Terrain configurations are imported and used in task definitions. See task files in roboverse_pack/tasks/humanoid/locomotion/ for examples.

from metasim.scenario.grounds import GroundCfg, SlopeCfg, StairCfg

ground_cfg = GroundCfg(
    width=20.0,
    length=20.0,
    horizontal_scale=0.1,
    vertical_scale=0.005,
    static_friction=1.0,
    dynamic_friction=1.0,
    elements={
        "slope": [SlopeCfg(origin=[0, 0], size=[2.0, 2.0], slope=0.3)],
        "stair": [StairCfg(origin=[5, 0], size=[2.0, 2.0], step_height=0.1)]
    }
)

Terrain configuration is supported across all simulators (IsaacGym, IsaacSim, MuJoCo).

LiDAR Sensor Support#

The framework includes LiDAR point cloud sensing capabilities for enhanced perception-based locomotion policies.

Overview#

The LidarPointCloud query provides 3D point cloud data from a simulated LiDAR sensor:

  • Supports IsaacGym, IsaacSim, and MuJoCo simulators

  • Returns point clouds in both local (sensor frame) and world frames

  • Configurable sensor mounting location and type

  • Raycasts against terrain, ground, and scenario objects

Configuration#

LiDAR configuration is defined in task files. See roboverse_pack/tasks/humanoid/locomotion/walk_g1_dof29.py for examples.

Sensor Parameters#

  • link_name (str): Name of the robot link where LiDAR is mounted (default: “mid360_link”)

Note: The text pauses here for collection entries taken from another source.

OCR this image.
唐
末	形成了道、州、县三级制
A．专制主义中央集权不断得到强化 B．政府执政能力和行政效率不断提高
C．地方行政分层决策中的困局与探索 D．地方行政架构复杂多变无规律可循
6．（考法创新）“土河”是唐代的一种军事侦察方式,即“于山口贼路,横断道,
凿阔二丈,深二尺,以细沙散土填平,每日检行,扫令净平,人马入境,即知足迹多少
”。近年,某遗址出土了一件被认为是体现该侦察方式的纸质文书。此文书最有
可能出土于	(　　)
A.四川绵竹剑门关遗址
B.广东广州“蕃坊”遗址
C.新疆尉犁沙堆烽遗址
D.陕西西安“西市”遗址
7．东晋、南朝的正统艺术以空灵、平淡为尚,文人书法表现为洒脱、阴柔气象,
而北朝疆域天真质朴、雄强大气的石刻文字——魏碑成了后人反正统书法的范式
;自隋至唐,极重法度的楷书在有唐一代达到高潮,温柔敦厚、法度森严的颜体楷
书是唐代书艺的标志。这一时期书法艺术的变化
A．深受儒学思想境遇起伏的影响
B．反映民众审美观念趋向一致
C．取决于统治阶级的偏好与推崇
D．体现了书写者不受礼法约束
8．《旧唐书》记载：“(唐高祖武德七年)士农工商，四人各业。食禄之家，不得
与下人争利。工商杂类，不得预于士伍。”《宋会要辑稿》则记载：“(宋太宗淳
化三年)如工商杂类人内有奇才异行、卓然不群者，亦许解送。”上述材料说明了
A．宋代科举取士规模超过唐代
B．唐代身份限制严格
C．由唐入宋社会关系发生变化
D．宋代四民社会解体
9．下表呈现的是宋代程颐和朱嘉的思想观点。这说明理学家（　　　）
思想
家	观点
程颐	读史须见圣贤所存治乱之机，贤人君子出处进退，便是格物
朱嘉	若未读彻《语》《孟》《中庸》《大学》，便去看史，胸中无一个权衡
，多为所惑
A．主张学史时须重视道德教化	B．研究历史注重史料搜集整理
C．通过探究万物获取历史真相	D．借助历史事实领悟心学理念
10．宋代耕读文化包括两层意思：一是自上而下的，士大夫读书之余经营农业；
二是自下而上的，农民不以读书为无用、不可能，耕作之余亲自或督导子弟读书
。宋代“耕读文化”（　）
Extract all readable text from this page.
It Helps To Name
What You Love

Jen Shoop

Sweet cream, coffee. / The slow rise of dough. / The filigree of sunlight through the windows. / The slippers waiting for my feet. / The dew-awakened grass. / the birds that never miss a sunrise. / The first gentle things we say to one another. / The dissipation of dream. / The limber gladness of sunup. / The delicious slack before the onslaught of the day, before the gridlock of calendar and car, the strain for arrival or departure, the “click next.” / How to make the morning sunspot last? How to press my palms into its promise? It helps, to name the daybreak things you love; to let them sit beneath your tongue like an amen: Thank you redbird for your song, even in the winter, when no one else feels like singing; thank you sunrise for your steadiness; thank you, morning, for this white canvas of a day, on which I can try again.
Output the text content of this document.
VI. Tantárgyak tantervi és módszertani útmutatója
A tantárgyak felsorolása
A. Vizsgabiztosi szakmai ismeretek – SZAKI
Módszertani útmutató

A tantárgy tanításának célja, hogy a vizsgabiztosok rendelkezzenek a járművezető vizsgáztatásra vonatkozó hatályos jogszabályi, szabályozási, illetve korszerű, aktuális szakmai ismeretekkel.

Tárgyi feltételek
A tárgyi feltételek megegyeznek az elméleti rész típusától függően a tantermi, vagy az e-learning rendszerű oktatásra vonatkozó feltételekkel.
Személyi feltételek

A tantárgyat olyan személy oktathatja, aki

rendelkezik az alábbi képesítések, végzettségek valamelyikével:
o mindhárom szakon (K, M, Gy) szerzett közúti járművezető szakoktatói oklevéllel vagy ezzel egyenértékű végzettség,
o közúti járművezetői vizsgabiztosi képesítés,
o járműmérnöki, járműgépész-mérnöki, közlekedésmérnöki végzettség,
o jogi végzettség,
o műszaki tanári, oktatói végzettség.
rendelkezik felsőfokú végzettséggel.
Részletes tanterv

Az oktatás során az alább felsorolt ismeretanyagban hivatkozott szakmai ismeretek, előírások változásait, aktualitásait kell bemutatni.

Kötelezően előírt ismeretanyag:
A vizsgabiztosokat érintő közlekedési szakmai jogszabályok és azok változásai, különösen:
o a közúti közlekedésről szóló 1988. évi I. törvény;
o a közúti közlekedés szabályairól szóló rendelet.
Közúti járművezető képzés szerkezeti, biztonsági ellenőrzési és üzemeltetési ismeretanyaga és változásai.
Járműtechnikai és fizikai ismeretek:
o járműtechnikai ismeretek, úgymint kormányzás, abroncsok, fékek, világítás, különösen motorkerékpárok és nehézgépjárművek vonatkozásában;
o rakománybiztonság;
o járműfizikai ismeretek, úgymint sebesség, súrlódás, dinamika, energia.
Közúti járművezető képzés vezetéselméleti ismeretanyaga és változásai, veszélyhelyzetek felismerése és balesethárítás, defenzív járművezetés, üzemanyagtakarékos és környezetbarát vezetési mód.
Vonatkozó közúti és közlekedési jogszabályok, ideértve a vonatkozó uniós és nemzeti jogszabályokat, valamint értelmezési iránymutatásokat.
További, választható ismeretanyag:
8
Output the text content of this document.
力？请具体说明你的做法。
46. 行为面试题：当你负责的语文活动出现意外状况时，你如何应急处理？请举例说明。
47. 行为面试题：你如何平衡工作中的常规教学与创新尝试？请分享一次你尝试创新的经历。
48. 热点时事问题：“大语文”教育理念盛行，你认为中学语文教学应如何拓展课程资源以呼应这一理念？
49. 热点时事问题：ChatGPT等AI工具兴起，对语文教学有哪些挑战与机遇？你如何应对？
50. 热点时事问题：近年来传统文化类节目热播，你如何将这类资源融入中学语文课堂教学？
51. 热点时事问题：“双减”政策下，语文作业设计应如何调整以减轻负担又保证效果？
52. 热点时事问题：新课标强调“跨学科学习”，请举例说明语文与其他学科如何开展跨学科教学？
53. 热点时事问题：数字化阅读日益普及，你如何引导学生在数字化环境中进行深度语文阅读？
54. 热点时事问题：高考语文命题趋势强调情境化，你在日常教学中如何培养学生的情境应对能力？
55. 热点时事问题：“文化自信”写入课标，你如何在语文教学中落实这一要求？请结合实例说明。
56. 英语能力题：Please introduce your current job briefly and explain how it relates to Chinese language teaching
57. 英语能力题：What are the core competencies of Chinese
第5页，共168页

  • sensor_type (str): Type of LiDAR sensor pattern (default: “mid360”)

  • apply_optical_center_offset (bool): Apply optical center offset correction

  • optical_center_offset_z (float): Z-axis offset for optical center

  • enabled (bool): Enable/disable LiDAR query

Output Format#

The query returns a dictionary with:

  • points_local: Point cloud in sensor frame (E, N, 3)

  • points_world: Point cloud in world frame (E, N, 3)

  • dist: Distance measurements (when available)

  • link: Name of the link the sensor is attached to

where E is the number of environments and N is the number of points per scan.

Command-line Arguments#

Common Training/Evaluation Arguments#

  • --task (str): Task name. Examples: walk_g1_dof29, walk_g1_dof12

  • --robot (str): Robot identifier. Examples: g1_dof29, g1_dof12

  • --num-envs (int): Number of parallel environments

  • --sim (str): Simulator. Supported: isaacgym, isaacsim, mujoco

  • --headless (bool): Headless rendering (default: False)

  • --device (str): Device for training (default: “cuda:0”)

  • --seed (int): Random seed (default: 1)

Training-Specific Arguments (RSL-RL PPO)#

  • --max-iterations (int): Number of training iterations (default: 50000)

  • --save-interval (int): Checkpoint save interval (default: 100)

  • --logger (str): Logger type. Options: tensorboard, wandb, neptune (default: “tensorboard”)

  • --wandb-project (str): WandB project name (default: “rsl_rl_ppo”)

  • --use-wandb (bool): Enable WandB logging (default: False)

Evaluation/Checkpoint Arguments#

  • --resume (str): Timestamp directory containing checkpoints

  • --checkpoint (int): Checkpoint iteration to load. -1 loads the latest (default: -1)

Examples#

Training with custom parameters:

python roboverse_learn/rl/rsl_rl/ppo.py \
  --task walk_g1_dof29 \
  --robot g1_dof29 \
  --sim isaacgym \
  --num-envs 8192 \
  --max-iterations 30000 \
  --save-interval 200 \
  --logger wandb \
  --use-wandb

Resume from checkpoint:

python roboverse_learn/rl/rsl_rl/ppo.py \
  --task walk_g1_dof29 \
  --robot g1_dof29 \
  --sim isaacgym \
  --num-envs 8192 \
  --resume 2025_1203_150000 \
  --checkpoint 5000

Evaluation with specific checkpoint:

python roboverse_learn/rl/rsl_rl/eval.py \
  --task walk_g1_dof29 \
  --robot g1_dof29 \
  --sim mujoco \
  --num-envs 1 \
  --resume 2025_1203_150000 \
  --checkpoint 10000